Curly-haired boyfriend: “Who is the most famous or infamous person you have ever met?”

As a college sophomore I interned in the advertising department at the Boston Globe. Several times a week I signed a minivan out of the motor pool and drove downtown to pick up or drop off various publishing-related materials—page proofs, contact sheets, Baldini’s pizza, etc. More often, though, another intern and I took turns using the minivan as a morning or afternoon shuttle between the paper’s Morrissey Boulevard headquarters and JFK/Umass on the Red Line.

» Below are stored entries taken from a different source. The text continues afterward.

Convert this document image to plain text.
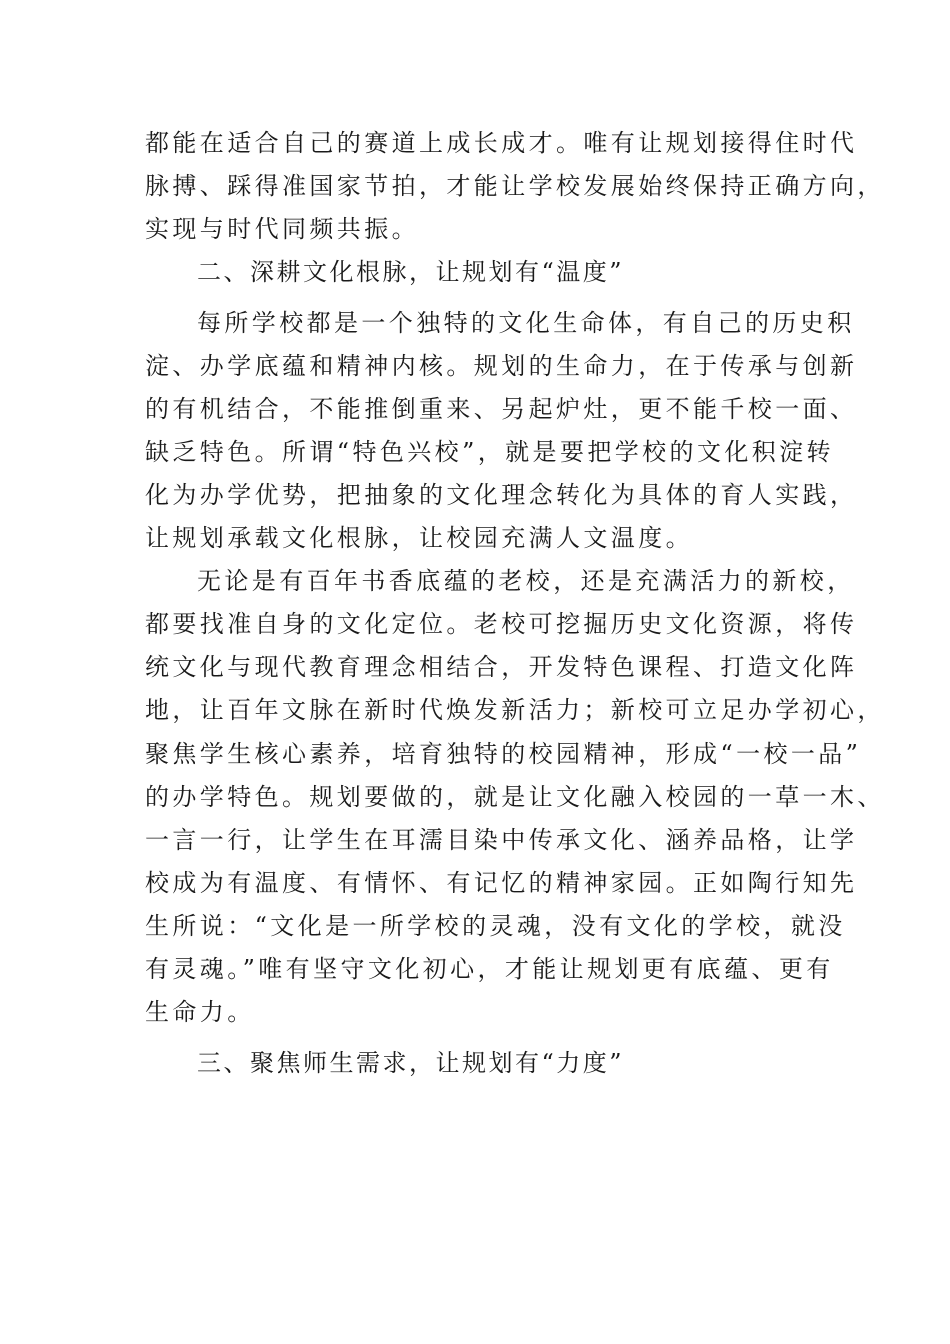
都能在适合自己的赛道上成长成才。唯有让规划接得住时代
脉搏、踩得准国家节拍，才能让学校发展始终保持正确方向，
实现与时代同频共振。
二、深耕文化根脉，让规划有“温度”
每所学校都是一个独特的文化生命体，有自己的历史积
淀、办学底蕴和精神内核。规划的生命力，在于传承与创新
的有机结合，不能推倒重来、另起炉灶，更不能千校一面、
缺乏特色。所谓“特色兴校”，就是要把学校的文化积淀转
化为办学优势，把抽象的文化理念转化为具体的育人实践，
让规划承载文化根脉，让校园充满人文温度。
无论是有百年书香底蕴的老校，还是充满活力的新校，
都要找准自身的文化定位。老校可挖掘历史文化资源，将传
统文化与现代教育理念相结合，开发特色课程、打造文化阵
地，让百年文脉在新时代焕发新活力；新校可立足办学初心，
聚焦学生核心素养，培育独特的校园精神，形成“一校一品”
的办学特色。规划要做的，就是让文化融入校园的一草一木、
一言一行，让学生在耳濡目染中传承文化、涵养品格，让学
校成为有温度、有情怀、有记忆的精神家园。正如陶行知先
生所说：“文化是一所学校的灵魂，没有文化的学校，就没
有灵魂。”唯有坚守文化初心，才能让规划更有底蕴、更有
生命力。
三、聚焦师生需求，让规划有“力度”
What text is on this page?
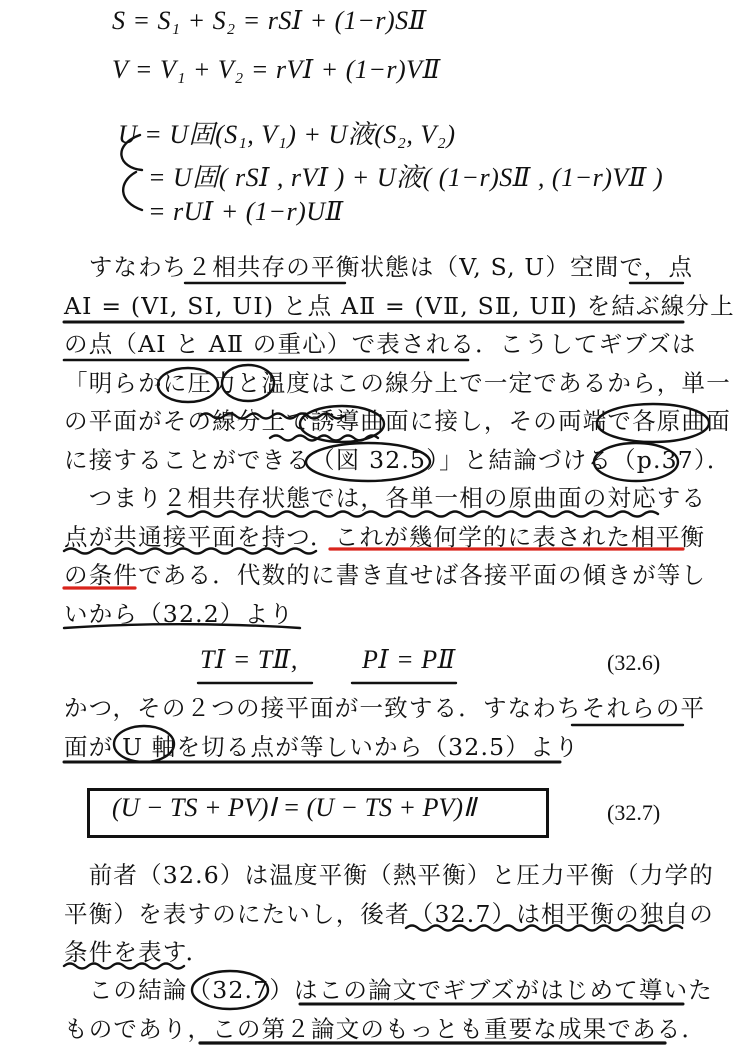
S = S₁ + S₂ = rSⅠ + (1−r)SⅡ
V = V₁ + V₂ = rVⅠ + (1−r)VⅡ
U = U固(S₁, V₁) + U液(S₂, V₂)
= U固( rSⅠ , rVⅠ ) + U液( (1−r)SⅡ , (1−r)VⅡ )
= rUⅠ + (1−r)UⅡ
　すなわち２相共存の平衡状態は（V, S, U）空間で，点
AⅠ = (VⅠ, SⅠ, UⅠ) と点 AⅡ = (VⅡ, SⅡ, UⅡ) を結ぶ線分上
の点（AⅠ と AⅡ の重心）で表される．こうしてギブズは
「明らかに圧力と温度はこの線分上で一定であるから，単一
の平面がその線分上で誘導曲面に接し，その両端で各原曲面
に接することができる（図 32.5）」と結論づける（p.37）．
　つまり２相共存状態では，各単一相の原曲面の対応する
点が共通接平面を持つ．これが幾何学的に表された相平衡
の条件である．代数的に書き直せば各接平面の傾きが等し
いから（32.2）より
TⅠ = TⅡ, PⅠ = PⅡ	(32.6)
かつ，その２つの接平面が一致する．すなわちそれらの平
面が U 軸を切る点が等しいから（32.5）より
(U − TS + PV)Ⅰ = (U − TS + PV)Ⅱ	(32.7)
　前者（32.6）は温度平衡（熱平衡）と圧力平衡（力学的
平衡）を表すのにたいし，後者（32.7）は相平衡の独自の
条件を表す．
　この結論（32.7）はこの論文でギブズがはじめて導いた
ものであり，この第２論文のもっとも重要な成果である．
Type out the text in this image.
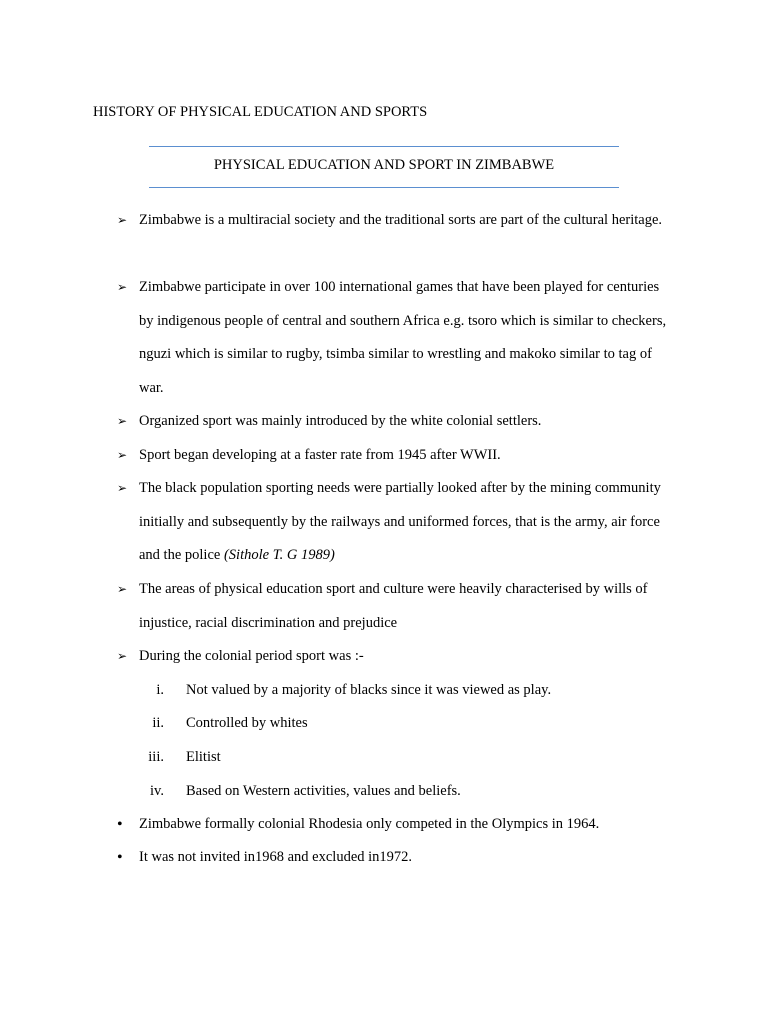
HISTORY OF PHYSICAL EDUCATION AND SPORTS
PHYSICAL EDUCATION AND SPORT IN ZIMBABWE
➢ Zimbabwe is a multiracial society and the traditional sorts are part of the cultural heritage.
➢ Zimbabwe participate in over 100 international games that have been played for centuries by indigenous people of central and southern Africa e.g. tsoro which is similar to checkers, nguzi which is similar to rugby, tsimba similar to wrestling and makoko similar to tag of war.
➢ Organized sport was mainly introduced by the white colonial settlers.
➢ Sport began developing at a faster rate from 1945 after WWII.
➢ The black population sporting needs were partially looked after by the mining community initially and subsequently by the railways and uniformed forces, that is the army, air force and the police (Sithole T. G 1989)
➢ The areas of physical education sport and culture were heavily characterised by wills of injustice, racial discrimination and prejudice
➢ During the colonial period sport was :-
i. Not valued by a majority of blacks since it was viewed as play.
ii. Controlled by whites
iii. Elitist
iv. Based on Western activities, values and beliefs.
•	Zimbabwe formally colonial Rhodesia only competed in the Olympics in 1964.
•	It was not invited in1968 and excluded in1972.
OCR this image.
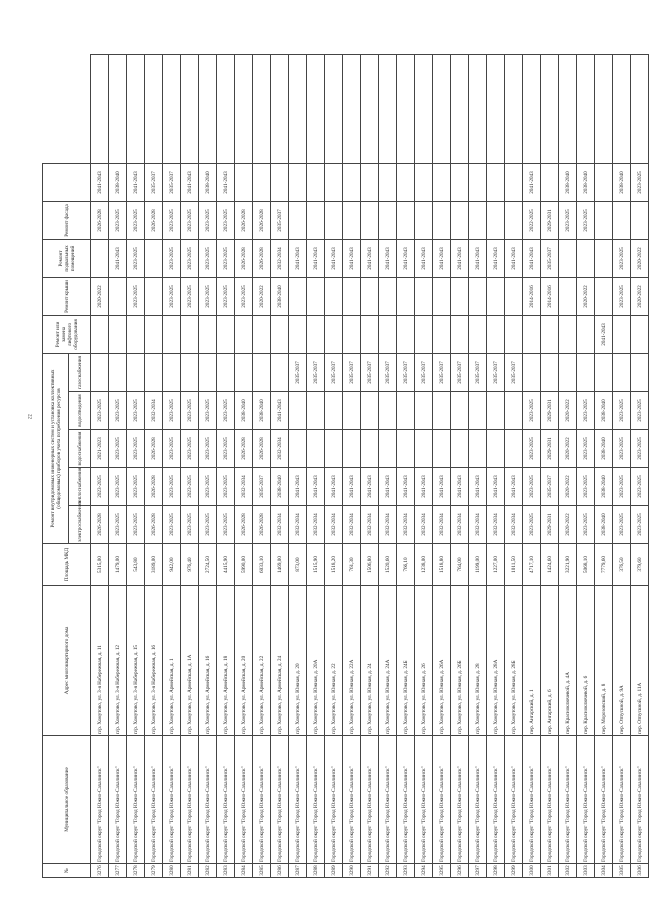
22
№	Муниципальное образование	Адрес многоквартирного дома	Площадь МКД	Ремонт внутридомовых инженерных систем и установка коллективных (общедомовых) приборов учета потребления ресурсов					Ремонт или замена лифтового оборудования	Ремонт крыши	Ремонт подвальных помещений	Ремонт фасада		
				электроснабжения	теплоснабжения	водоснабжения	водоотведения	газоснабжения						
3276	Городской округ "Город Южно-Сахалинск"	п/р. Хомутово, ул. 3-я Набережная, д. 11	5315,00	2026-2028	2023-2025	2021-2023	2023-2025			2020-2022		2026-2028	2041-2043	
3277	Городской округ "Город Южно-Сахалинск"	п/р. Хомутово, ул. 3-я Набережная, д. 12	1479,00	2023-2025	2023-2025	2023-2025	2023-2025				2041-2043	2023-2025	2038-2040	
3278	Городской округ "Город Южно-Сахалинск"	п/р. Хомутово, ул. 3-я Набережная, д. 15	543,80	2023-2025	2023-2025	2023-2025	2023-2025			2023-2025	2023-2025	2023-2025	2041-2043	
3279	Городской округ "Город Южно-Сахалинск"	п/р. Хомутово, ул. 3-я Набережная, д. 16	3189,00	2026-2028	2026-2028	2026-2028	2032-2034					2026-2028	2035-2037	
3280	Городской округ "Город Южно-Сахалинск"	п/р. Хомутово, ул. Армейская, д. 1	942,00	2023-2025	2023-2025	2023-2025	2023-2025			2023-2025	2023-2025	2023-2025	2035-2037	
3281	Городской округ "Город Южно-Сахалинск"	п/р. Хомутово, ул. Армейская, д. 1А	976,40	2023-2025	2023-2025	2023-2025	2023-2025			2023-2025	2023-2025	2023-2025	2041-2043	
3282	Городской округ "Город Южно-Сахалинск"	п/р. Хомутово, ул. Армейская, д. 16	2724,50	2023-2025	2023-2025	2023-2025	2023-2025			2023-2025	2023-2025	2023-2025	2038-2040	
3283	Городской округ "Город Южно-Сахалинск"	п/р. Хомутово, ул. Армейская, д. 18	4415,90	2023-2025	2023-2025	2023-2025	2023-2025			2023-2025	2023-2025	2023-2025	2041-2043	
3284	Городской округ "Город Южно-Сахалинск"	п/р. Хомутово, ул. Армейская, д. 20	5990,00	2026-2028	2032-2034	2026-2028	2038-2040			2023-2025	2026-2028	2026-2028		
3285	Городской округ "Город Южно-Сахалинск"	п/р. Хомутово, ул. Армейская, д. 22	6033,10	2026-2028	2035-2037	2026-2028	2038-2040			2020-2022	2026-2028	2026-2028		
3286	Городской округ "Город Южно-Сахалинск"	п/р. Хомутово, ул. Армейская, д. 24	1469,00	2032-2034	2038-2040	2032-2034	2041-2043			2038-2040	2032-2034	2035-2037		
3287	Городской округ "Город Южно-Сахалинск"	п/р. Хомутово, ул. Южная, д. 20	873,00	2032-2034	2041-2043			2035-2037			2041-2043			
3288	Городской округ "Город Южно-Сахалинск"	п/р. Хомутово, ул. Южная, д. 20А	1515,90	2032-2034	2041-2043			2035-2037			2041-2043			
3289	Городской округ "Город Южно-Сахалинск"	п/р. Хомутово, ул. Южная, д. 22	1518,20	2032-2034	2041-2043			2035-2037			2041-2043			
3290	Городской округ "Город Южно-Сахалинск"	п/р. Хомутово, ул. Южная, д. 22А	761,30	2032-2034	2041-2043			2035-2037			2041-2043			
3291	Городской округ "Город Южно-Сахалинск"	п/р. Хомутово, ул. Южная, д. 24	1506,80	2032-2034	2041-2043			2035-2037			2041-2043			
3292	Городской округ "Город Южно-Сахалинск"	п/р. Хомутово, ул. Южная, д. 24А	1520,60	2032-2034	2041-2043			2035-2037			2041-2043			
3293	Городской округ "Город Южно-Сахалинск"	п/р. Хомутово, ул. Южная, д. 24Б	766,10	2032-2034	2041-2043			2035-2037			2041-2043			
3294	Городской округ "Город Южно-Сахалинск"	п/р. Хомутово, ул. Южная, д. 26	1238,00	2032-2034	2041-2043			2035-2037			2041-2043			
3295	Городской округ "Город Южно-Сахалинск"	п/р. Хомутово, ул. Южная, д. 26А	1518,80	2032-2034	2041-2043			2035-2037			2041-2043			
3296	Городской округ "Город Южно-Сахалинск"	п/р. Хомутово, ул. Южная, д. 26Б	764,00	2032-2034	2041-2043			2035-2037			2041-2043			
3297	Городской округ "Город Южно-Сахалинск"	п/р. Хомутово, ул. Южная, д. 28	1199,00	2032-2034	2041-2043			2035-2037			2041-2043			
3298	Городской округ "Город Южно-Сахалинск"	п/р. Хомутово, ул. Южная, д. 28А	1227,00	2032-2034	2041-2043			2035-2037			2041-2043			
3299	Городской округ "Город Южно-Сахалинск"	п/р. Хомутово, ул. Южная, д. 28Б	1011,50	2032-2034	2041-2043			2035-2037			2041-2043			
3300	Городской округ "Город Южно-Сахалинск"	пер. Ангарский, д. 1	4717,10	2023-2025	2023-2025	2023-2025	2023-2025			2014-2016	2041-2043	2022-2025	2041-2043	
3301	Городской округ "Город Южно-Сахалинск"	пер. Ангарский, д. 6	1424,60	2029-2031	2035-2037	2029-2031	2029-2031			2014-2016	2035-2037	2029-2031		
3302	Городской округ "Город Южно-Сахалинск"	пер. Красноключевой, д. 4А	3221,90	2020-2022	2020-2022	2020-2022	2020-2022					2023-2025	2038-2040	
3303	Городской округ "Город Южно-Сахалинск"	пер. Красноключевой, д. 6	5068,10	2023-2025	2023-2025	2023-2025	2023-2025			2020-2022		2023-2025	2038-2040	
3304	Городской округ "Город Южно-Сахалинск"	пер. Морозовский, д. 8	7779,60	2038-2040	2038-2040	2038-2040	2038-2040		2041-2043					
3305	Городской округ "Город Южно-Сахалинск"	пер. Отпускной, д. 9А	376,50	2023-2025	2023-2025	2023-2025	2023-2025			2023-2025	2023-2025		2038-2040	
3306	Городской округ "Город Южно-Сахалинск"	пер. Отпускной, д. 11А	379,60	2023-2025	2023-2025	2023-2025	2023-2025			2020-2022	2020-2022		2023-2025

Ironically—truly so—he and I never benefitted from being shuttled as passengers. Say it was my turn on Monday morning and it was his that afternoon: I would arrive early via subway, walk under the goddamn Southeast Expressway to the Globe and pick up the van, then shuttle folks for an hour or so; with a later shift, he arrived after I was done driving and, too, had to walk under the goddamn Southeast Expressway. Conversely, in the afternoon, my day ended before his return-trip duties started and his ended after returning the van to the garage, which meant we both walked under the goddamn Southeast Expressway again. A major flaw in the system, if you ask me, but it looked alright on a résumé.

The Globe in the nineties had its share of in-house celebrities, mainly from the sports department. You’d see them around—Bob Ryan, Jackie MacMullen, Mike Barnicle. One afternoon I’m parked outside the lobby, awaiting another batch of nascent Love Battery enthusiasts, and who but Thee Dan Shaughnessy emerges. He sticks his head in the open window and, doing his best Shaughnessy impression, asks “Hey, uh, can you give my friend a ride?” Charming, humble and the envy of bitter regional media critics for decades because he thought up “the curse of the Bambino” before they did. Say what you will about his supposed “critical nature”—I certainly have, and it’s taken me years to recognize how backward I had it—but I’ll debate Kim Deal vs. Black Francis with him anytime.

Should you have encountered Bob Ryan in the hallway, though, that motherfucker wouldn’t even look at you. He can eat shit.